Friday, Mar. 28, 1969
Wonder Kind
RCA record executives tell the story with a straight face. It's last April, and one of their veeps comes in with demo tapes of an unknown girl singer, name of Roslyn Kind. Yawns all around. But then the voice comes on, strong and hard-edged, like all the Barbra Streisands in the world rolled up in one. Cynics straighten up in their chairs; jaded old ears listen for the flawed cadence, the flattened phrase that never comes. Another listen, then unanimity: Sign her up. Only then does the guy who brought the tapes spring his surprise.
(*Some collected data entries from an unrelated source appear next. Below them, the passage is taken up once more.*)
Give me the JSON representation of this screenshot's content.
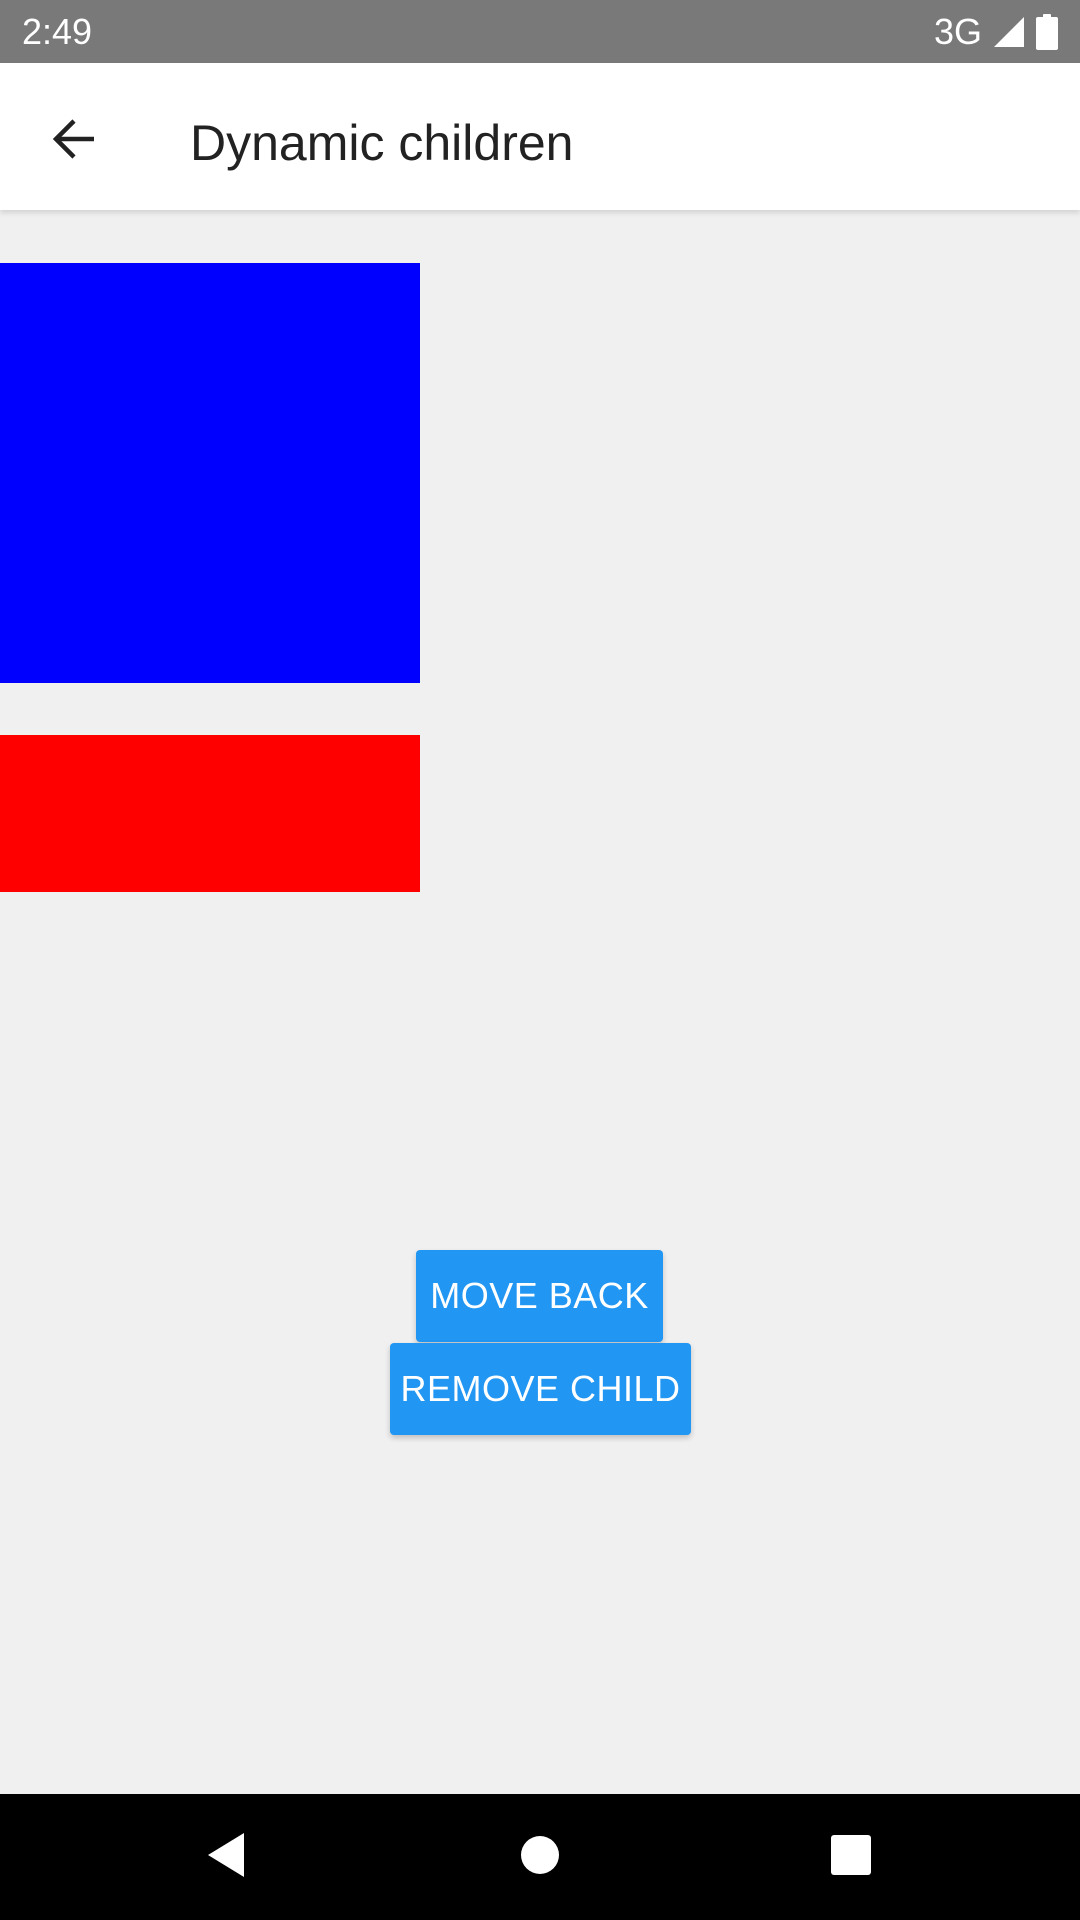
{
  "status_bar": {
    "time": "2:49",
    "network": "3G",
    "background": "#797979"
  },
  "app_bar": {
    "title": "Dynamic children",
    "back_icon": "arrow-back-icon"
  },
  "content": {
    "blue_box_color": "#0000ff",
    "red_box_color": "#ff0000",
    "buttons": {
      "move_back_label": "MOVE BACK",
      "remove_child_label": "REMOVE CHILD",
      "color": "#2196f3"
    }
  },
  "nav_bar": {
    "back_icon": "triangle-back-icon",
    "home_icon": "circle-home-icon",
    "recents_icon": "square-recents-icon"
  }
}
In real life, Roz Kind is Barbra Streisand's kid sister.*
People in the record business actually talk that kind of Stardust and get to believe it. Listen to Ted Brooks, once the live-wire manager of Barbra's music-publishing company, tell how he met Roz: "There was this sweet-faced kid who looked like a bouncing ball. I mean she weighed about 185 Ibs. She was hanging around the stage door at Funny Girl. I asked her if she was a fan and she said, 'No, I'm Barbra's sister.' So I said, 'Why don't you go inside instead of waiting out here with this mob?' And she answered quietly, 'I wasn't invited, and I don't want to impose on Barbra.'
"I felt that this kid was hurting, so I took her across the street for a Coke. 'When you go home,' I said, 'read your little Bible and the Man Upstairs will help you. He'll take care of you and find a place for you. Your sister will come back to being your sister just as soon as she settles down after all this adulation.' "
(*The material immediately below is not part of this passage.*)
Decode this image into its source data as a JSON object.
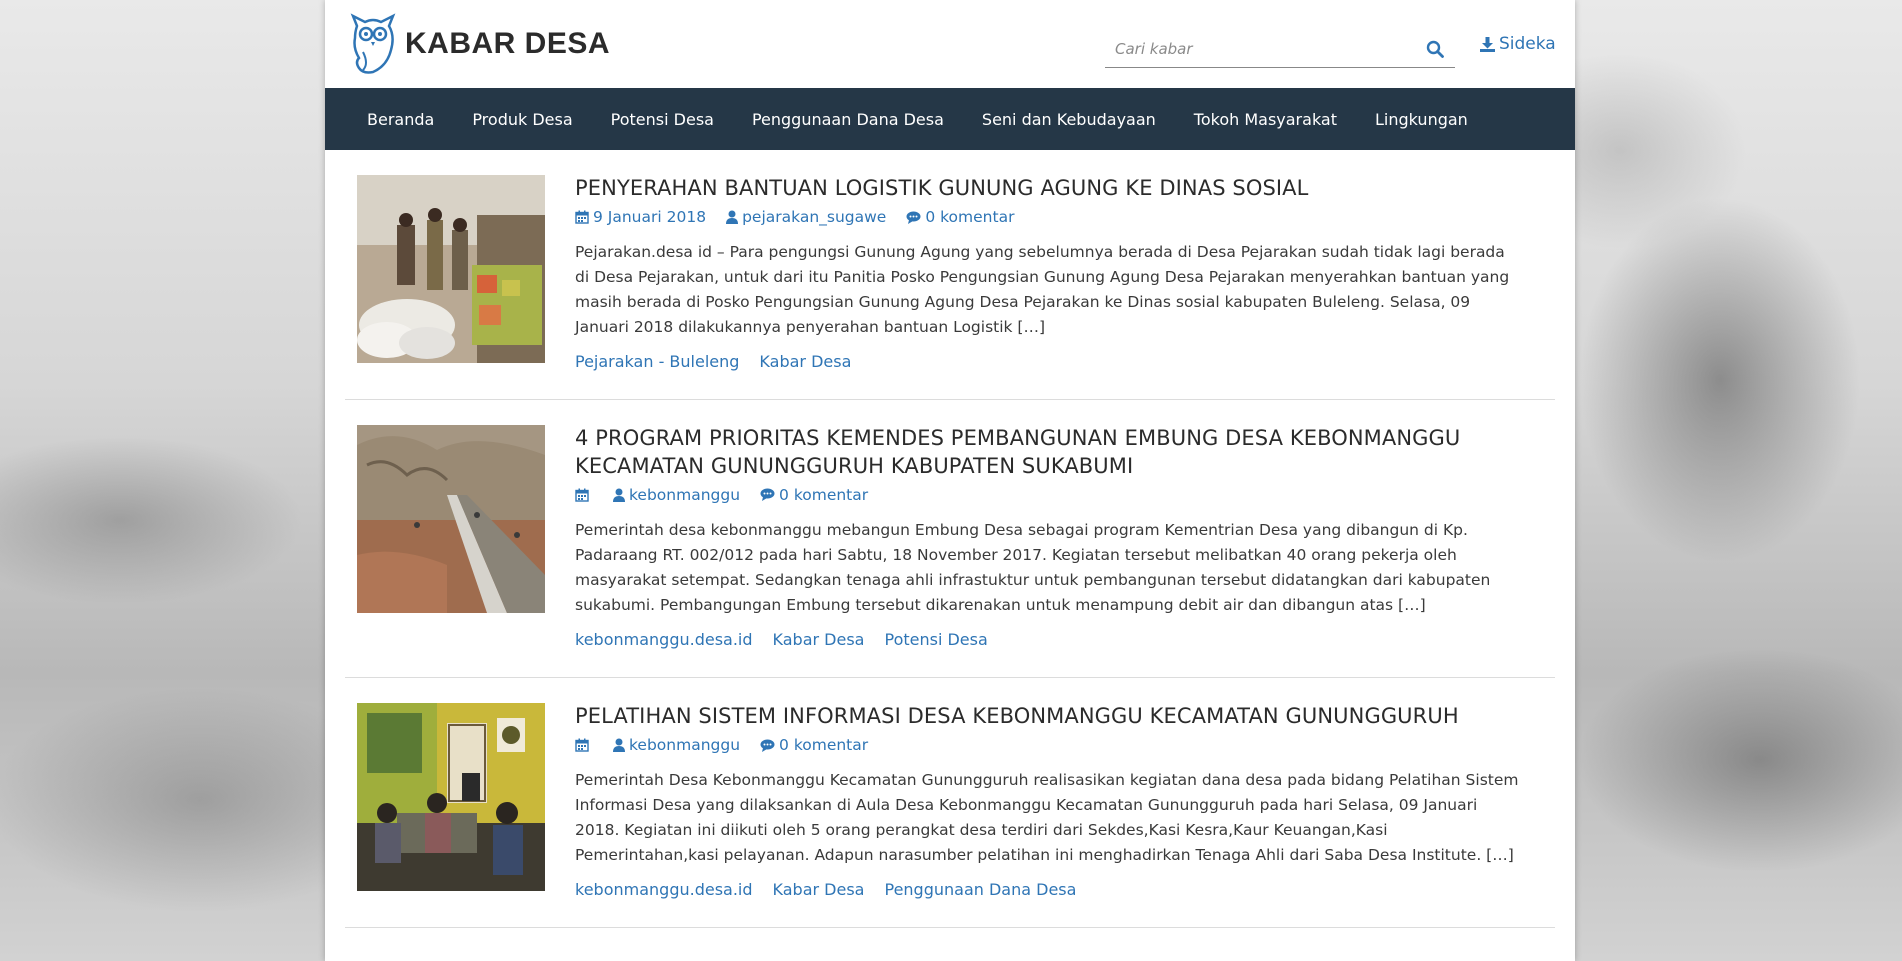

Missed Lollipops. Even Roz, who at 18 is no phony, talks romance. "My sister left home when I was in third grade. Mother and I always came into New York on Saturdays to visit her, and we brought lots of food to stuff her refrigerator. Even when Barbra was in Funny Girl we used to bring in chicken soup and brownies to her dressing room. I guess what I missed most about Barbra's not being home was the trips we used to take to the beach and the lollipops she always gave me when I stopped in to see her at the Chinese restaurant where she worked."
Where is the reality in all this? Brooks has quit Barbra to become Roz's full-time manager. Roz's first album, Give Me You, is now on the market, with another album and four singles to come under her $100,000 contract. After seeing her do two songs on an Ed Sullivan show last month, the management of the Plaza Hotel's Persian Room signed her up for a three-week stint next winter. One more appearance on the Sullivan show is scheduled this season, and Broadway Producer David Black called Brooks and said he wanted her for his modern musical version of Alice in Wonderland next fall. "Obviously," says Brooks, "the Man Upstairs wants all this for our Rozzie."
Pop-Rock. Can our Rozzie take it? Her first appearance with Sullivan was only her fifth in front of an audience, and it showed. She had whittled off 60 Ibs., but she wore a matronly gown and clenched her hands nervously. She was hardly more relaxed a week later in the nightclub atmosphere of San Francisco's hungry i. But there is that Streisand voice, strong and crystalline, making up in depth and force what it lacks in experience and subtlety.
"Our phrasing is similar because we feel a song the same way," Roz explains. "But she sings of love lost and I sing of first love." Further, she says, "I found my own style in a more contemporary bag--pop-rock." Roslyn belts out such non-Streisand pop-rock numbers as The Shape of Things to Come and John Lennon's and Paul McCartney's The Fool on the Hill with her voice well under control.
Rozzie's biggest problem will be to build confidence and shuck off her sister's shadow. It may be difficult. For her first public appearance, Brooks booked her at Bill Hahn's in Connecticut, the same spot where Barbra started out. One of the first tunes Rozzie sang was People. Brooks insists that the high-pressure rush has little to do with Barbra's fame. But every album-plugging newspaper interview somehow gets around to the Streisand kinship. Roz insists that "if I could just do a fourth of what my sister did, or maybe half, I'd be happy. So long as I've done it on my own." So far, the only person who seems content to see Roz make it on her own has been Barbra herself, who has limited her encouragement to one phone call and a telegram.
*Half sister, really. After Barbra's father died in 1943, her mother married Louis Kind, a Brooklyn tailor and Roslyn's father.